NRA-backed Ted Cruz blasted for speech declaring ‘there have been too many mass shootings’

There has been a number of mass shootings in Texas in recent years

Abe Asher
Wednesday 14 September 2022 21:44 BST
Texas school district fire chief of police after Uvalde deadly shooting

Sen Ted Cruz took to the Senate floor on Wednesday morning to decry the number of mass shootings that his state of Texas has seen in recent years — prompting exasperation from a number of observers who were quick to note that Mr Cruz has been a staunch opponent of gun control measures.

“Mr President, there have been too damn many mass shootings,” Mr Cruz said after listing a number of recent mass shootings, including incidents in Uvalde, Santa Fe, Sutherland Springs, El Paso and Dallas.

In the wake of Mr Cruz’s comments, Kimberly Mata-Rubio, the mother of a child who was killed at Robb Elementary School in Uvalde this May, shared an image of a meeting with Mr Cruz in which he refused to support a federal assault weapons ban to help stop mass shootings.

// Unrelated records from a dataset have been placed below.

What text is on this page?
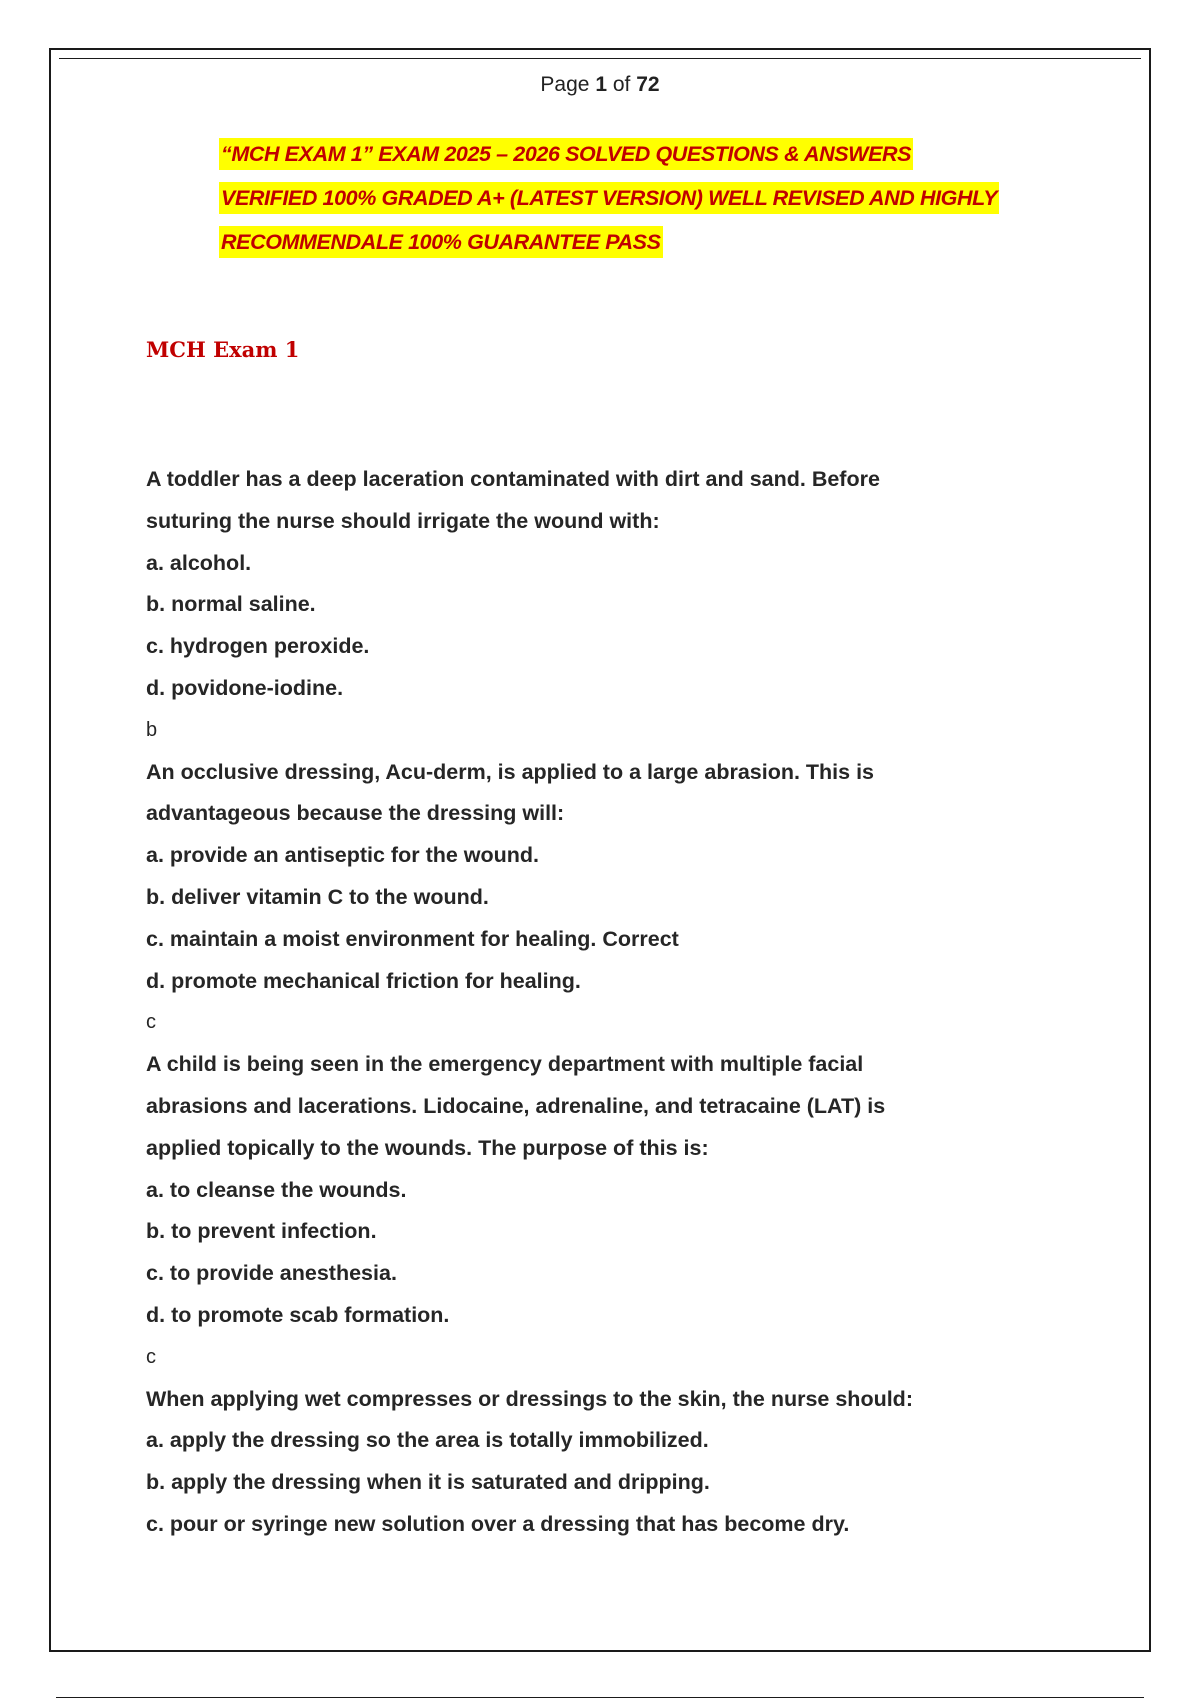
Page 1 of 72
“MCH EXAM 1” EXAM 2025 – 2026 SOLVED QUESTIONS & ANSWERS
VERIFIED 100% GRADED A+ (LATEST VERSION) WELL REVISED AND HIGHLY
RECOMMENDALE 100% GUARANTEE PASS
MCH Exam 1
A toddler has a deep laceration contaminated with dirt and sand. Before
suturing the nurse should irrigate the wound with:
a. alcohol.
b. normal saline.
c. hydrogen peroxide.
d. povidone-iodine.
b
An occlusive dressing, Acu-derm, is applied to a large abrasion. This is
advantageous because the dressing will:
a. provide an antiseptic for the wound.
b. deliver vitamin C to the wound.
c. maintain a moist environment for healing. Correct
d. promote mechanical friction for healing.
c
A child is being seen in the emergency department with multiple facial
abrasions and lacerations. Lidocaine, adrenaline, and tetracaine (LAT) is
applied topically to the wounds. The purpose of this is:
a. to cleanse the wounds.
b. to prevent infection.
c. to provide anesthesia.
d. to promote scab formation.
c
When applying wet compresses or dressings to the skin, the nurse should:
a. apply the dressing so the area is totally immobilized.
b. apply the dressing when it is saturated and dripping.
c. pour or syringe new solution over a dressing that has become dry.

“Felix shared our last photo of Lexi – in her child-size casket – as we asked @tedcruz to protect his constituents by supporting a federal ban on assault weapons,” Ms Mata-Rubio tweeted. “He declined. Instead, he said he supports increasing law enforcement presence on school campuses.”

Mr Cruz has long been a reliable vote for the gun industry. According to data from the Brady Institute, Mr Cruz has taken more than $176,000 from the National Rifle Association (NRA) in his political career. In the 2018 election cycle alone, Mr Cruz recieved more than $300,000 from the gun lobby.

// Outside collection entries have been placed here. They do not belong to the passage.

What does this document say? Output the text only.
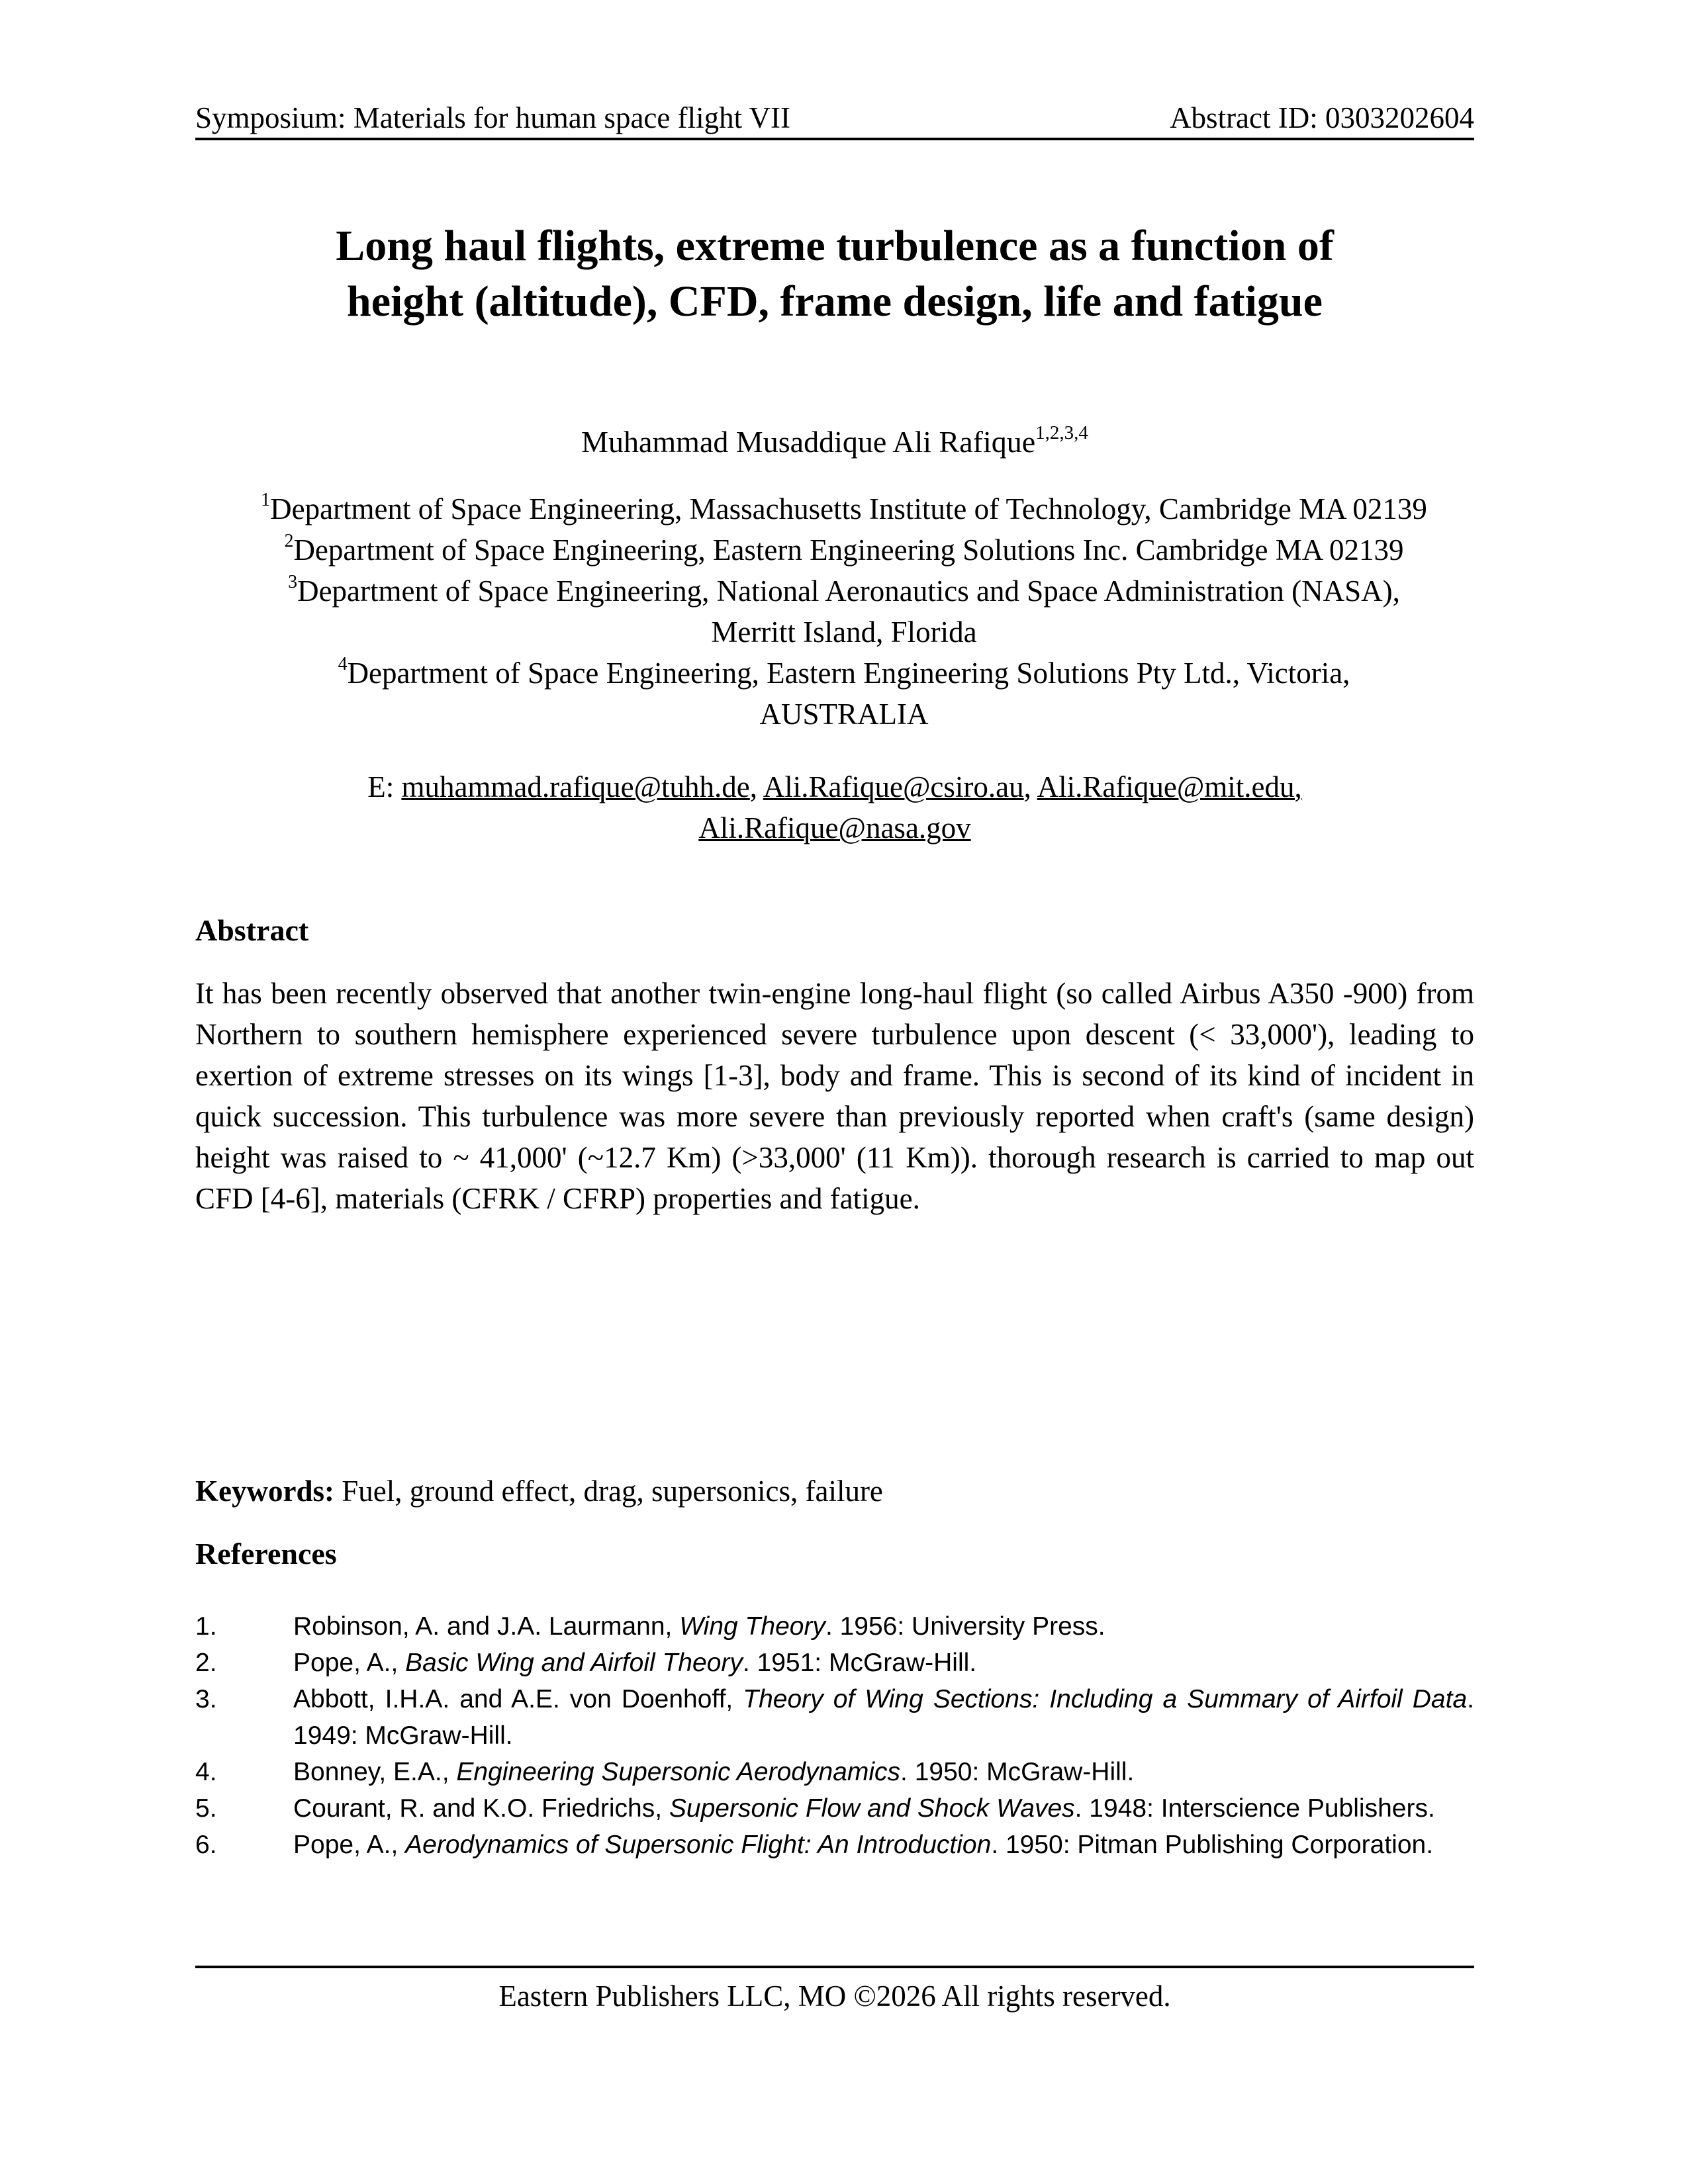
Symposium: Materials for human space flight VII	Abstract ID: 0303202604
Long haul flights, extreme turbulence as a function of
height (altitude), CFD, frame design, life and fatigue
Muhammad Musaddique Ali Rafique$^{1,2,3,4}$
$^1$Department of Space Engineering, Massachusetts Institute of Technology, Cambridge MA 02139
$^2$Department of Space Engineering, Eastern Engineering Solutions Inc. Cambridge MA 02139
$^3$Department of Space Engineering, National Aeronautics and Space Administration (NASA),
Merritt Island, Florida
$^4$Department of Space Engineering, Eastern Engineering Solutions Pty Ltd., Victoria,
AUSTRALIA
E: muhammad.rafique@tuhh.de, Ali.Rafique@csiro.au, Ali.Rafique@mit.edu,
Ali.Rafique@nasa.gov
Abstract
It has been recently observed that another twin-engine long-haul flight (so called Airbus A350 -900) from Northern to southern hemisphere experienced severe turbulence upon descent (< 33,000'), leading to exertion of extreme stresses on its wings [1-3], body and frame. This is second of its kind of incident in quick succession. This turbulence was more severe than previously reported when craft's (same design) height was raised to ~ 41,000' (~12.7 Km) (>33,000' (11 Km)). thorough research is carried to map out CFD [4-6], materials (CFRK / CFRP) properties and fatigue.
Keywords: Fuel, ground effect, drag, supersonics, failure
References
1.	Robinson, A. and J.A. Laurmann, Wing Theory. 1956: University Press.
2.	Pope, A., Basic Wing and Airfoil Theory. 1951: McGraw-Hill.
3.	Abbott, I.H.A. and A.E. von Doenhoff, Theory of Wing Sections: Including a Summary of Airfoil Data. 1949: McGraw-Hill.
4.	Bonney, E.A., Engineering Supersonic Aerodynamics. 1950: McGraw-Hill.
5.	Courant, R. and K.O. Friedrichs, Supersonic Flow and Shock Waves. 1948: Interscience Publishers.
6.	Pope, A., Aerodynamics of Supersonic Flight: An Introduction. 1950: Pitman Publishing Corporation.
Eastern Publishers LLC, MO ©2026 All rights reserved.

Mr Cruz has said that he is preparing to introduce a school safety bill, but it is expected to be predicated on bolstering police presence and surveillance in schools rather than limiting access to assault weapons. The US, with its relatively lax gun control laws, has more mass shootings than any other comparatively industralised nation.

Mr Cruz is believed to be considering another run for president in 2024 as he travels the country in support of Republican candidates this fall. Mr Cruz was the runner-up in the 2016 Republican primary when he clashed bitterly with eventual nominee Donald Trump, who he later came to embrace despite Mr Trump’s ugly insinuations about his family.

Some have taken Mr Cruz’s alliance of Mr Trump as a sign of his political cravenness and willingness to say anything to advance his career. That was a theme for other observers who listened to Mr Cruz on Wednesday.

Mr Cruz has long opposed minor gun control measures, even in the direct aftermath of mass shootings. That includes his vote against a bipartisan gun control bill led by Sen Chris Murphy and his Texas colleague Sen John Cornyn in the aftermath of the shooting in Uvalde, which passed the Senate by a vote of 64-34 and was signed by President Joe Biden.

Mr Cruz currently has a negative approval rating in his homestate of Texas, where just 42 percent of voters said they approve of his performance in an August poll conducted by the University of Texas and the Texas Tribune. Mr Cruz is up for re-election to the Senate in 2024.